My friend and market veteran Doug Kass of Seabreeze Partners shares my skepticism that the run-ups on most AI-related stocks is warranted, as he explains in this recent essay:
Don't Attend the AI Church That Is Happening Now
- The Dot.com era had only one dot – the A.I. mania has two dots!
- Roger McNamee chimes in on CNBC yesterday with some similar observations to mine
- Learn from history
- Avoid emotion and the breathless commentators on FinTV who know everything about price but very little about the subject of AI
- Why Nvidia (NVDA) wins – though it may already be discounted – but MSFT, GOOGL, AMZN and META may not
You know it is a mania again when, suddenly, almost everything with a ticker symbol is an AI Play – just like the amount of stocks that became block chain plays or VR plays or metaverse plays or COVID plays or Cathie Wood's "disruptive stocks" – no matter how little AI impacts or even hurts their P&L.
There is a difference between the AI mania and other manias – the AI mania started after a big rip up in the stocks and without rates being at a bottom.
I cannot tell you what inning we are in, and how many games are in the series. Certainly, the AI exchange-traded funds are sure to come. Cathie Wood doesn't own Nvidia. The funniest part of the whole thing, and of course she is out panning AI since she doesn't own NVDA. When does she roll over and start buying it?

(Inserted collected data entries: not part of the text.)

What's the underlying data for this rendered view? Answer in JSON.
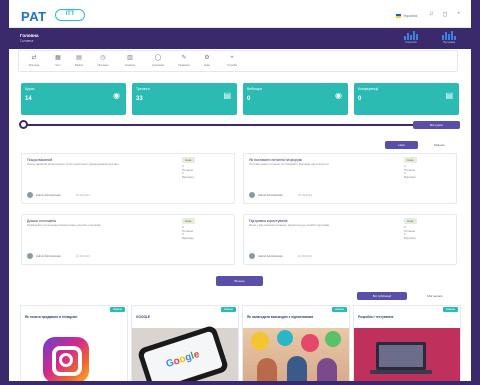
{
  "brand": {
    "logo_text": "PAT",
    "logo_badge": "ITT"
  },
  "topbar": {
    "language": "Україна",
    "icons": [
      "bell-icon",
      "message-icon",
      "user-icon"
    ]
  },
  "header": {
    "title": "Головна",
    "subtitle": "Головна",
    "logos": [
      "Технології",
      "Підтримка"
    ]
  },
  "toolbar": {
    "items": [
      {
        "icon": "arrows-icon",
        "glyph": "⇄",
        "label": "Розклад"
      },
      {
        "icon": "grid-icon",
        "glyph": "▦",
        "label": "Тест"
      },
      {
        "icon": "book-icon",
        "glyph": "▤",
        "label": "Файли"
      },
      {
        "icon": "clock-icon",
        "glyph": "◷",
        "label": "Питання"
      },
      {
        "icon": "calendar-icon",
        "glyph": "▥",
        "label": "Новини"
      },
      {
        "icon": "user-icon",
        "glyph": "◯",
        "label": "Учасники"
      },
      {
        "icon": "pin-icon",
        "glyph": "✎",
        "label": "Правила"
      },
      {
        "icon": "gear-icon",
        "glyph": "⚙",
        "label": "Інфо"
      },
      {
        "icon": "plus-icon",
        "glyph": "+",
        "label": "Служба"
      }
    ]
  },
  "stats": [
    {
      "label": "Курси",
      "value": "14",
      "icon": "camera-icon",
      "glyph": "◉"
    },
    {
      "label": "Тренінги",
      "value": "33",
      "icon": "document-icon",
      "glyph": "▤"
    },
    {
      "label": "Вебінари",
      "value": "0",
      "icon": "camera-icon",
      "glyph": "◉"
    },
    {
      "label": "Конференції",
      "value": "0",
      "icon": "document-icon",
      "glyph": "▤"
    }
  ],
  "slider": {
    "level": 0.0,
    "button_label": "Всі курси"
  },
  "tabs": {
    "active": "Нові",
    "inactive": "Рейтинг"
  },
  "cards": [
    {
      "title": "Пошук вакансій",
      "desc": "Пошук вакансій безкоштовно та без реєстрації. Кращі вакансії для вас.",
      "author": "Admin Administrator",
      "date": "20.09.2021",
      "badge": "Нове",
      "meta": [
        "0",
        "Питання",
        "0",
        "Відповіді"
      ]
    },
    {
      "title": "Як поставити питання на форумі",
      "desc": "Поставте ваше питання та отримайте відповідь від спільноти.",
      "author": "Admin Administrator",
      "date": "20.09.2021",
      "badge": "Нове",
      "meta": [
        "0",
        "Питання",
        "0",
        "Відповіді"
      ]
    },
    {
      "title": "Дошка оголошень",
      "desc": "Розміщуйте оголошення безкоштовно для всіх учасників.",
      "author": "Admin Administrator",
      "date": "20.09.2021",
      "badge": "Нове",
      "meta": [
        "0",
        "Питання",
        "0",
        "Відповіді"
      ]
    },
    {
      "title": "Підтримка користувачів",
      "desc": "Якщо у вас виникли питання, зверніться до служби підтримки.",
      "author": "Admin Administrator",
      "date": "20.09.2021",
      "badge": "Нове",
      "meta": [
        "0",
        "Питання",
        "0",
        "Відповіді"
      ]
    }
  ],
  "more_button": "Більше",
  "post_tabs": {
    "active": "Всі публікації",
    "inactive": "Мої записи"
  },
  "posts": [
    {
      "tag": "Новини",
      "title": "Як почати продавати в Instagram"
    },
    {
      "tag": "Новини",
      "title": "GOOGLE"
    },
    {
      "tag": "Новини",
      "title": "Як налагодити взаємодію з підписниками"
    },
    {
      "tag": "Новини",
      "title": "Розробка і тестування"
    }
  ],
  "colors": {
    "primary": "#3b2a6b",
    "accent": "#2bbbb3",
    "button": "#5a4fa8"
  }
}
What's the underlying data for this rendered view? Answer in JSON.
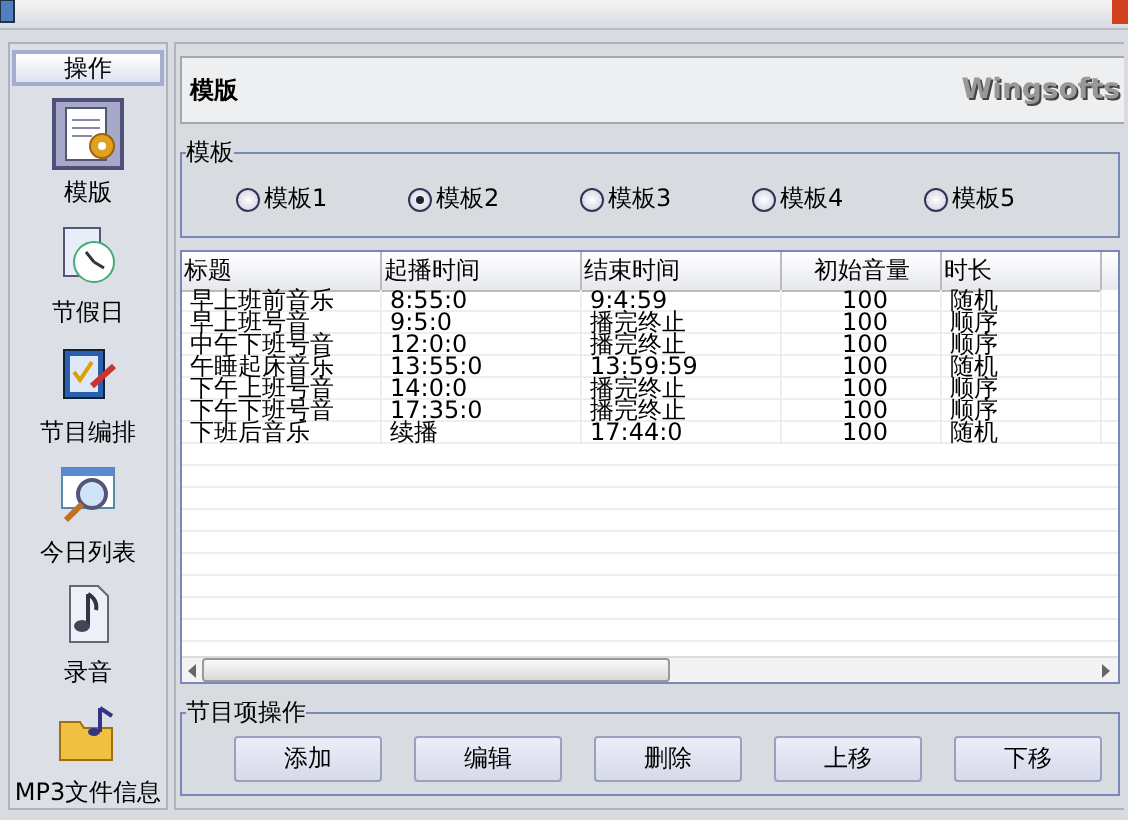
{
  "sidebar": {
    "header": "操作",
    "items": [
      {
        "label": "模版",
        "kind": "notepad",
        "selected": true
      },
      {
        "label": "节假日",
        "kind": "clock",
        "selected": false
      },
      {
        "label": "节目编排",
        "kind": "check",
        "selected": false
      },
      {
        "label": "今日列表",
        "kind": "search",
        "selected": false
      },
      {
        "label": "录音",
        "kind": "music",
        "selected": false
      },
      {
        "label": "MP3文件信息",
        "kind": "folder",
        "selected": false
      }
    ]
  },
  "panel": {
    "title": "模版",
    "logo": "Wingsofts"
  },
  "template_group": {
    "legend": "模板",
    "options": [
      {
        "label": "模板1",
        "selected": false
      },
      {
        "label": "模板2",
        "selected": true
      },
      {
        "label": "模板3",
        "selected": false
      },
      {
        "label": "模板4",
        "selected": false
      },
      {
        "label": "模板5",
        "selected": false
      }
    ]
  },
  "table": {
    "columns": [
      "标题",
      "起播时间",
      "结束时间",
      "初始音量",
      "时长"
    ],
    "rows": [
      [
        "早上班前音乐",
        "8:55:0",
        "9:4:59",
        "100",
        "随机"
      ],
      [
        "早上班号音",
        "9:5:0",
        "播完终止",
        "100",
        "顺序"
      ],
      [
        "中午下班号音",
        "12:0:0",
        "播完终止",
        "100",
        "顺序"
      ],
      [
        "午睡起床音乐",
        "13:55:0",
        "13:59:59",
        "100",
        "随机"
      ],
      [
        "下午上班号音",
        "14:0:0",
        "播完终止",
        "100",
        "顺序"
      ],
      [
        "下午下班号音",
        "17:35:0",
        "播完终止",
        "100",
        "顺序"
      ],
      [
        "下班后音乐",
        "续播",
        "17:44:0",
        "100",
        "随机"
      ]
    ]
  },
  "actions": {
    "legend": "节目项操作",
    "buttons": [
      "添加",
      "编辑",
      "删除",
      "上移",
      "下移"
    ]
  }
}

From my perch NVDA is a bona fide AI play, as a large percentage of their revenue, and more importantly incremental profits, comes from AI.
As Doug explains, AI might simply be a huge expense for tech giants Alphabet (GOOGL) and Microsoft (MSFT)...

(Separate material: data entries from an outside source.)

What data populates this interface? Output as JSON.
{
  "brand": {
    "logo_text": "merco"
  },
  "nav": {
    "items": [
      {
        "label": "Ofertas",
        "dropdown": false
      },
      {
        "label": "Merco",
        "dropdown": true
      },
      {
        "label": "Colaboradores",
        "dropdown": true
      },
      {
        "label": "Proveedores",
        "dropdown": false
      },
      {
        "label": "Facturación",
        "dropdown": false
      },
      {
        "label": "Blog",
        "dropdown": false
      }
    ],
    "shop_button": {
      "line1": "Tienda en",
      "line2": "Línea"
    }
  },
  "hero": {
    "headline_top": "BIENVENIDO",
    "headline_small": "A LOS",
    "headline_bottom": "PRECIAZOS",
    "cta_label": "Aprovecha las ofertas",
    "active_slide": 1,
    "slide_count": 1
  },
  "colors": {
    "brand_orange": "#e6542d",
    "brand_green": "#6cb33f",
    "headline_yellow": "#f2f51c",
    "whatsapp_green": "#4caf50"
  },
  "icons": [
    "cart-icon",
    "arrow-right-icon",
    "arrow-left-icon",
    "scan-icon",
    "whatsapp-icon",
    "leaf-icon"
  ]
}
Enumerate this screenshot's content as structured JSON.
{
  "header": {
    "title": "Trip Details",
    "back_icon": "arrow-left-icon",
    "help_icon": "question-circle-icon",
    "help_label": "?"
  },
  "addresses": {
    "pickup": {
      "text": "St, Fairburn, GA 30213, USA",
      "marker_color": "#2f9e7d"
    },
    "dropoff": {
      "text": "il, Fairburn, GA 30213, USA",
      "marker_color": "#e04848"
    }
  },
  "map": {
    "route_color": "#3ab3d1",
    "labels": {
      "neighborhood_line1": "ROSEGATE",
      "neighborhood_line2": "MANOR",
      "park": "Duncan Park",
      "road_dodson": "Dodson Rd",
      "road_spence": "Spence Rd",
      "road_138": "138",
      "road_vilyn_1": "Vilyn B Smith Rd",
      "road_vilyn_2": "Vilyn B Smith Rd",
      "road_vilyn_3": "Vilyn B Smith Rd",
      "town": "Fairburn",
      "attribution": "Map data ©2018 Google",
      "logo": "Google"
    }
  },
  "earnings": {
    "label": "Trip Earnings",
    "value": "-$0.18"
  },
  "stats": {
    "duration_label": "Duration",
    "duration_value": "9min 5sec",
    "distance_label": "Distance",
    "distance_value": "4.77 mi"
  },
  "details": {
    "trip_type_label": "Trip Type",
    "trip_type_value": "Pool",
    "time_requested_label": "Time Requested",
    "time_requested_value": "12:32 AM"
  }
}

Are you paying anything for ChatGPT? But MSFT and GOOGL are spending enormous amounts of money producing ChatGPT (and Bard). These NVDA H100 products sell for $270,000 each – I'm not kidding, I have never seen anything like it. This is another impediment to growth, as only a few companies can spend at scale on this stuff. The 8 GPU baseboard alone is $195,000. They make about $190,000 of gross profit per H100 sold.
Should China and the U.S. go to war, it wouldn't be good for China or the U.S... But it would be good for whoever is selling them the weapons. This is not to say MSFT can't be a good stock, and I guess they will get some sheen from AI, but look at their P&L and where earnings are coming from. It is not this. AI is purely a huge expense for them.

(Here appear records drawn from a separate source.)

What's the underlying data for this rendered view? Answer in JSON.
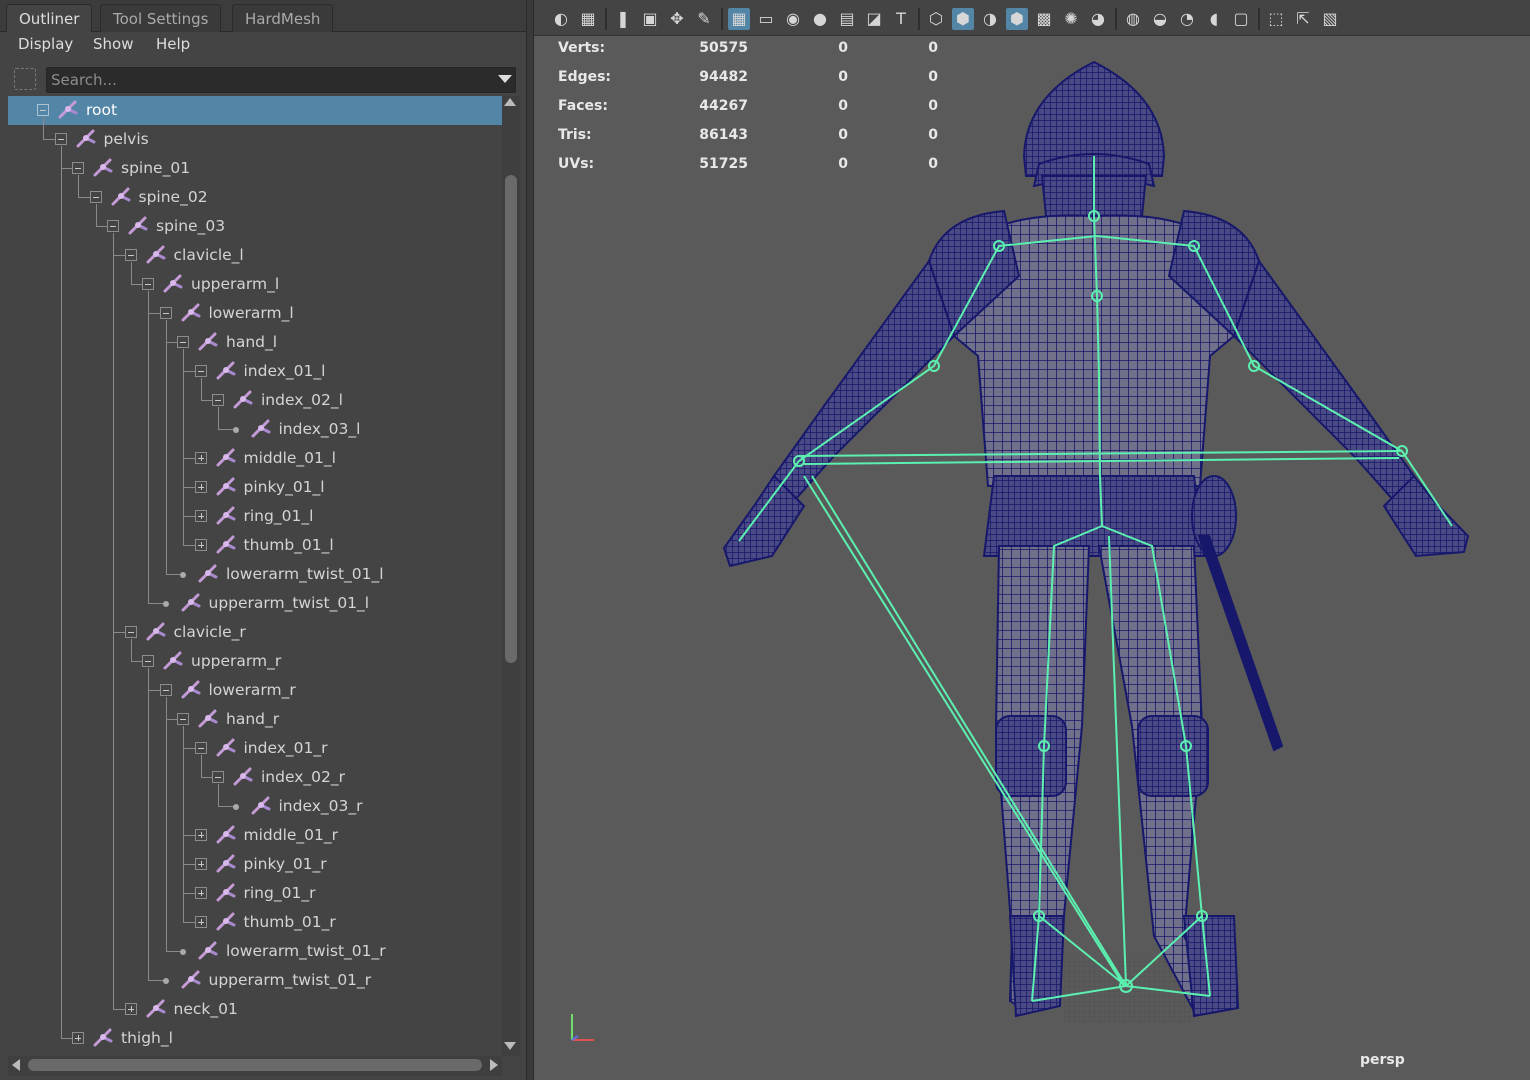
{
  "outliner": {
    "tabs": [
      {
        "label": "Outliner",
        "active": true
      },
      {
        "label": "Tool Settings",
        "active": false
      },
      {
        "label": "HardMesh",
        "active": false
      }
    ],
    "menus": [
      "Display",
      "Show",
      "Help"
    ],
    "search_placeholder": "Search...",
    "tree": [
      {
        "label": "root",
        "depth": 0,
        "expander": "minus",
        "selected": true
      },
      {
        "label": "pelvis",
        "depth": 1,
        "expander": "minus"
      },
      {
        "label": "spine_01",
        "depth": 2,
        "expander": "minus"
      },
      {
        "label": "spine_02",
        "depth": 3,
        "expander": "minus"
      },
      {
        "label": "spine_03",
        "depth": 4,
        "expander": "minus"
      },
      {
        "label": "clavicle_l",
        "depth": 5,
        "expander": "minus"
      },
      {
        "label": "upperarm_l",
        "depth": 6,
        "expander": "minus"
      },
      {
        "label": "lowerarm_l",
        "depth": 7,
        "expander": "minus"
      },
      {
        "label": "hand_l",
        "depth": 8,
        "expander": "minus"
      },
      {
        "label": "index_01_l",
        "depth": 9,
        "expander": "minus"
      },
      {
        "label": "index_02_l",
        "depth": 10,
        "expander": "minus"
      },
      {
        "label": "index_03_l",
        "depth": 11,
        "expander": "leaf"
      },
      {
        "label": "middle_01_l",
        "depth": 9,
        "expander": "plus"
      },
      {
        "label": "pinky_01_l",
        "depth": 9,
        "expander": "plus"
      },
      {
        "label": "ring_01_l",
        "depth": 9,
        "expander": "plus"
      },
      {
        "label": "thumb_01_l",
        "depth": 9,
        "expander": "plus"
      },
      {
        "label": "lowerarm_twist_01_l",
        "depth": 8,
        "expander": "leaf"
      },
      {
        "label": "upperarm_twist_01_l",
        "depth": 7,
        "expander": "leaf"
      },
      {
        "label": "clavicle_r",
        "depth": 5,
        "expander": "minus"
      },
      {
        "label": "upperarm_r",
        "depth": 6,
        "expander": "minus"
      },
      {
        "label": "lowerarm_r",
        "depth": 7,
        "expander": "minus"
      },
      {
        "label": "hand_r",
        "depth": 8,
        "expander": "minus"
      },
      {
        "label": "index_01_r",
        "depth": 9,
        "expander": "minus"
      },
      {
        "label": "index_02_r",
        "depth": 10,
        "expander": "minus"
      },
      {
        "label": "index_03_r",
        "depth": 11,
        "expander": "leaf"
      },
      {
        "label": "middle_01_r",
        "depth": 9,
        "expander": "plus"
      },
      {
        "label": "pinky_01_r",
        "depth": 9,
        "expander": "plus"
      },
      {
        "label": "ring_01_r",
        "depth": 9,
        "expander": "plus"
      },
      {
        "label": "thumb_01_r",
        "depth": 9,
        "expander": "plus"
      },
      {
        "label": "lowerarm_twist_01_r",
        "depth": 8,
        "expander": "leaf"
      },
      {
        "label": "upperarm_twist_01_r",
        "depth": 7,
        "expander": "leaf"
      },
      {
        "label": "neck_01",
        "depth": 5,
        "expander": "plus"
      },
      {
        "label": "thigh_l",
        "depth": 2,
        "expander": "plus"
      }
    ]
  },
  "viewport": {
    "camera": "persp",
    "hud": [
      {
        "label": "Verts:",
        "v1": "50575",
        "v2": "0",
        "v3": "0"
      },
      {
        "label": "Edges:",
        "v1": "94482",
        "v2": "0",
        "v3": "0"
      },
      {
        "label": "Faces:",
        "v1": "44267",
        "v2": "0",
        "v3": "0"
      },
      {
        "label": "Tris:",
        "v1": "86143",
        "v2": "0",
        "v3": "0"
      },
      {
        "label": "UVs:",
        "v1": "51725",
        "v2": "0",
        "v3": "0"
      }
    ],
    "toolbar_icons": [
      "camera-select-icon",
      "camera-attributes-icon",
      "bookmark-icon",
      "image-plane-icon",
      "two-d-pan-icon",
      "grease-pencil-icon",
      "grid-icon",
      "film-gate-icon",
      "resolution-gate-icon",
      "gate-mask-icon",
      "field-chart-icon",
      "safe-action-icon",
      "safe-title-icon",
      "wireframe-icon",
      "smooth-shade-icon",
      "wireframe-on-shaded-icon",
      "shaded-wire-icon",
      "textured-icon",
      "lights-icon",
      "shadows-icon",
      "screen-space-ao-icon",
      "motion-blur-icon",
      "anti-alias-icon",
      "depth-of-field-icon",
      "isolate-select-icon",
      "xray-icon",
      "xray-joints-icon",
      "backface-icon"
    ],
    "colors": {
      "background": "#5a5a5a",
      "wireframe": "#17186b",
      "mesh_fill": "#6e6e86",
      "skeleton": "#5cf0b0",
      "selection": "#5285a6"
    }
  }
}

I don't want to hear anything about 5-10 years from now because nobody knows what will be going on 5-10 years from now. The same people that make that argument are the same ones who trade the stock on every single data point and never look past a quarter, Nobody does because if they did, explain why Peloton (PTON) ripped up so much when it was obvious what was going to happen!
Not to mention, the theoretical 5-10 years from now does nothing for the economy today. Nor can you forecast the impact of these unknowns for the economy either. Again, this is not to say MSFT can't be a good stock, which is a separate issue. Clearly, with regard to their actual real business where they generate actual money, they have been executing well, especially in the cloud, where they are now gaining share.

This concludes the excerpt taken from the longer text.